Die RSV-Inzidenz bestimmt sich durch die Infektionsrate der Altersgruppe 0-4 Jahre. Seit Juli 2023 besteht für RSV-Infektionen eine Meldepflicht nach zuvor beschriebenem Schema (Abbildung 1);(Robert Koch-Institut, 2024).
Im Besonderen wurden die Infektionszahlen während der Coronapandemie; ab Wintersaison 2020/2021 und die Folgejahre bis zur Wintersaison 2023/2024 der gemeldeten RSV-Infektionen betrachtet, gesammelt und verglichen. Zeitreihenanalysen zeigten auffällige signifikante Unterschiede, die herausgefiltert und benannt sind. Jahresstatistiken aus Jahren vor der Coronapandemie wurden gemittelt und dienen als Vergleichswert gegenüber den Pandemiedaten und der Zeit danach (Robert Koch-Institut, 2024).

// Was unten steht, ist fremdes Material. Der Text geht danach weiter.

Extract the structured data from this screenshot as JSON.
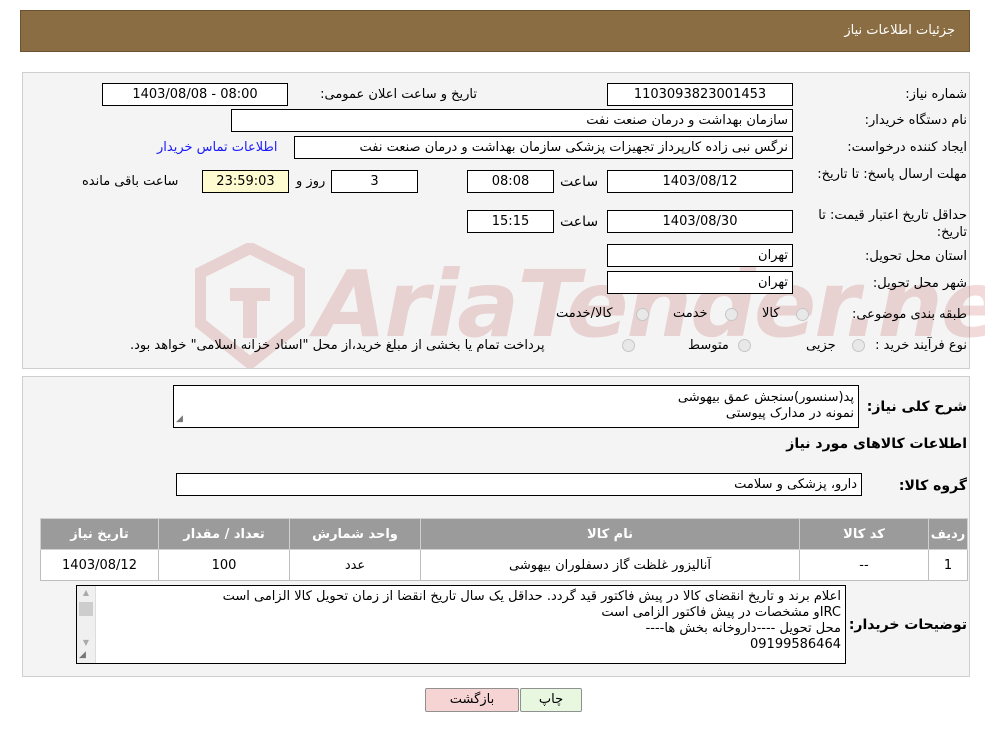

Vorkommen von RSV-Infektionen
RSV-Infektionen treten zyklisch auf und gleichen Influenza-Infektionen in Saisonalität und Symptomatik. Umgangssprachlich wird häufig von der RSV-Saison gesprochen, die sich etwa über 1-2 Monate gipfelt. Der Gipfel liegt meist zum Jahresbeginn im Januar und Februar, selten zum Jahresende im November und Dezember. Auffällig dabei ist, dass die RSV-Inzidenz Höchstwerte zwischen November/Dezember bis März/April zeigt, während die übrigen Monate nur vereinzelte Infektionen aufweisen.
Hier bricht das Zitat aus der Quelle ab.